Dışişleri Bakanlığı Sözcüsü Cao Licien, yaptığı açıklamada, ABD Kongresi'nin kabul ettiği 2022 Konsolide Bütçe Yasası'nda Tayvan'a 250 milyon dolara Arazi Bilgi İletişim Sistemi (FICS) satışına onay verilmesinin, "tek Çin" ilkesine ve ABD ile Çin arasında diplomatik ilişkileri kuran Üç Ortak Bildiri'nin hükümlerine aykırı olduğu değerlendirmesinde bulundu.
Çin'in iç işlerine açık müdahale niteliğindeki satışın, ABD-Çin ilişkilerine olduğu kadar Tayvan Boğazı'ndaki barış ve istikrara da zarar vereceğini savunan Sözcü Cao, "ABD'yi, Tayvan ile askeri ilişkilerini kesmeye ve adaya silah satışını sona erdirmeye çağırıyoruz" dedi.
Harita maddesi tartışmaya sebep oldu
Öte yandan yasada yer alan bir diğer maddede "yasa kapsamındaki fonların Tayvan'ın sosyal ve ekonomik sistemini yanlış betimleyen haritaların üretilmesi, sipariş edilmesi veya sergilenmesi için kullanılamayacağına" yönelik ifadeler de Çin'in eleştirisine sebep oldu.
Cao, ABD'nin Tayvan haritasını öne sürerek siyasi manipülasyon amaçladığını, "tek Çin" yerine "iki Çin" veya "Çin ve Tayvan"ın bulunduğu izlenimini yaratmaya çalıştığını öne sürdü.
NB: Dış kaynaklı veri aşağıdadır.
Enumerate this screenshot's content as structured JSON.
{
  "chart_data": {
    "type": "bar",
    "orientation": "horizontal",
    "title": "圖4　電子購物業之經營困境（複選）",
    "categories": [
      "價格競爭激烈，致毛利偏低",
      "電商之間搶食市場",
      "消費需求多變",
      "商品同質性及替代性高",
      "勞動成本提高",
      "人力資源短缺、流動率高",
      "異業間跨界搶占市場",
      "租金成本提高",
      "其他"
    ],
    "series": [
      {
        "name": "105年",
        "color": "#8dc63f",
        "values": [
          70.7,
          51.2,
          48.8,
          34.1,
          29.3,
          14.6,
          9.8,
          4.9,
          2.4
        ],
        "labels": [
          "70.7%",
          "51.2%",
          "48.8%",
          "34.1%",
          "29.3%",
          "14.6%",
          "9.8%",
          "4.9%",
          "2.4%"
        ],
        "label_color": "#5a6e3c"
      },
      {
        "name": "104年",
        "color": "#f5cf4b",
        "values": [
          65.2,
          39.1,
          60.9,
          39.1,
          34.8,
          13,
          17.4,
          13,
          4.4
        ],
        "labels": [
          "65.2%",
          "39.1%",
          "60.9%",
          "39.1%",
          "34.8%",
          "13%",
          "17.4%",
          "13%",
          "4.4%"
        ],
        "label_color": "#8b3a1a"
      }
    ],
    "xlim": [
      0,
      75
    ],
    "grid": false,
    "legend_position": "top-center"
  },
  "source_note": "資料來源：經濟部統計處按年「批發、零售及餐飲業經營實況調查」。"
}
Tayvan'ın Çin'in ayrılmaz parçası olduğunu vurgulayan Cao, "Doğru harita bu gerçeği temel almalıdır. ABD'yi, 'Tayvan kartını' oynamanın, ateşle oynamakla eşdeğer olduğu konusunda uyarıyoruz. Bu tavır, yalnızca Tayvan'ı tehlikeli duruma sürüklemekle kalmayacak, ABD tarafı için de katlanılmaz sonuçlara yol açacaktır" ifadelerini kullandı.
Çin-Tayvan anlaşmazlığı
Çin'de İkinci Dünya Savaşı'nın ardından çıkan iç savaşta Mao Zedong liderliğindeki Çin Komünist Partisinin (ÇKP) 1949'da iktidarı ele geçirmesi ve Çin Halk Cumhuriyeti'nin kuruluşunu ilan etmesi üzerine Çan Kayşek liderliğindeki Çin Milliyetçi Partisi (Kuomintag) üyeleri, Tayvan'a yerleşip 1912'de kurulan "Çin Cumhuriyeti" iktidarının Ada'da devam ettiğini ileri sürerek bağımsızlık ilan etmişti.
Bu girişim, Çin tarafından kabul edilmese de Tayvan temsilcileri, 1971'e kadar Birleşmiş Milletler (BM) Genel Kurulunda Çin'i temsil etmişti. 1950'ler ve 1960'larda çok sayıda ülkenin diplomatik ilişki tercihini Çin Cumhuriyeti'nden Çin Halk Cumhuriyeti'ne çevirmesinin ardından 1971'de BM Genel Kurulunda yapılan oylamada, Pekin hükümetinin Çin'in tek meşru temsilcisi kabul edilmesiyle Tayvan'ın uluslararası örgütlerdeki konumu belirsiz hale gelmişti.
Pekin yönetimi, "Tek Çin" ilkesini benimseyerek Tayvan'ın kendi topraklarının parçası olduğunu savunuyor. Çin, boğaz ve çevresindeki askeri varlığının yanı sıra Tayvan'ın dünya ülkeleriyle müstakil diplomatik ilişkiler kurmasına, BM'de ve diğer uluslararası kuruluşlarda temsil edilmesine karşı çıkıyor.